Tesla drivers can use the non-Tesla outlets with an adapter plug, but drivers of other electric vehicles won't be able to juice up at the Tesla outlets, said Ali Millrod, manager of the Tesla office in Bellevue.
Charging the vehicle at home, while not free, is cheap compared to buying gasoline. Moreno figures he spends about $22 in electricity to drive 1,000 miles.
While using the superchargers for road trips is fine, it's not good for the car's battery to use it frequently, Millrod said.
"It's blasting direct DC to your battery pack," she said. "It's like an adrenaline shot for your battery."
Tesla has plans for new cars in the works. The Model X, comparably priced to the Model S, is a larger version that's been called a combination sedan-SUV. It's scheduled to roll out at the end of next year.

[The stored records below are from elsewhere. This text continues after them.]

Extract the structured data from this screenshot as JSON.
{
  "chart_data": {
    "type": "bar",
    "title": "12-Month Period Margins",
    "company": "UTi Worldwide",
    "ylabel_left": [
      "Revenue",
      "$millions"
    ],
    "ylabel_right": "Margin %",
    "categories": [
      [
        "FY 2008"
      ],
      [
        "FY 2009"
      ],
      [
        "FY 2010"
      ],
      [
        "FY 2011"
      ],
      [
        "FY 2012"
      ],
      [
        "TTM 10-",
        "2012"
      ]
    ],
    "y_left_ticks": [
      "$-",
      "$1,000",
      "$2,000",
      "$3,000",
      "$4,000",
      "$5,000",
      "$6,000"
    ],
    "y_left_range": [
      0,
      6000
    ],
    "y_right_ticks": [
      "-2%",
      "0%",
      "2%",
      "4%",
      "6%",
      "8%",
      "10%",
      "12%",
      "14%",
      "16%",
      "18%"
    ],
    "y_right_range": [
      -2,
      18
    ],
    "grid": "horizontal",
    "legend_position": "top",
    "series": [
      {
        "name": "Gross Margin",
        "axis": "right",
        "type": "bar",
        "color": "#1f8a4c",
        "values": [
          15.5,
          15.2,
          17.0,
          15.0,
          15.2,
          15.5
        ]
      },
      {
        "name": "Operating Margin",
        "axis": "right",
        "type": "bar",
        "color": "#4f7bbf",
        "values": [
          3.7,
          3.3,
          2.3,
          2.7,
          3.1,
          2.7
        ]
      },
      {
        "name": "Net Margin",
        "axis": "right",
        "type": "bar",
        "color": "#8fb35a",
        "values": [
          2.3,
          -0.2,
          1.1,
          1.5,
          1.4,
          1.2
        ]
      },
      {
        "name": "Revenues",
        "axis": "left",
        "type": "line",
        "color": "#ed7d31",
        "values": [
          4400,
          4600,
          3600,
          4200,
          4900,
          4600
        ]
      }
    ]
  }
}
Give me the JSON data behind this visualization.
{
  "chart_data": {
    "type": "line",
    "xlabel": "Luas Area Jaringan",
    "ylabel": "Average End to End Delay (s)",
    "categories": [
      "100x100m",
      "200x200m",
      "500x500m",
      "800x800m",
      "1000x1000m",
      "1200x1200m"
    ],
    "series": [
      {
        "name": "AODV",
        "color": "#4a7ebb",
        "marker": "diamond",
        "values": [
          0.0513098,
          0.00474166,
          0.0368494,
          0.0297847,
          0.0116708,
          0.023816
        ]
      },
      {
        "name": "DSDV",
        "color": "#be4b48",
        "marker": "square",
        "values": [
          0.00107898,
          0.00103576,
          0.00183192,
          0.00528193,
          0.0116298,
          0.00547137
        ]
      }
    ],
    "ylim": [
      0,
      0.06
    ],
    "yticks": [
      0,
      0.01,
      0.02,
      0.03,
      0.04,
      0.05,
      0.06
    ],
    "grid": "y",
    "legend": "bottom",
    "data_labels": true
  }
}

Anyone who wants a Tesla that's comparable in price to a Leaf may be able to get one in a couple of years. The company is designing a smaller, less pricey sedan, though it likely will have less range than the Model S or X, officials said.
"Our goal is mass production," said Troy Jones, Tesla's regional manager for the Northwest.
Gary and Gloria Price of Snohomish bought a Model S a few months ago. They're thrilled with it so far, Gloria Price said.
The worst thing has been getting stopped and questioned about it everywhere she goes, she said, such as grocery store parking lots.
"I don't mind," she said. "It's been fun."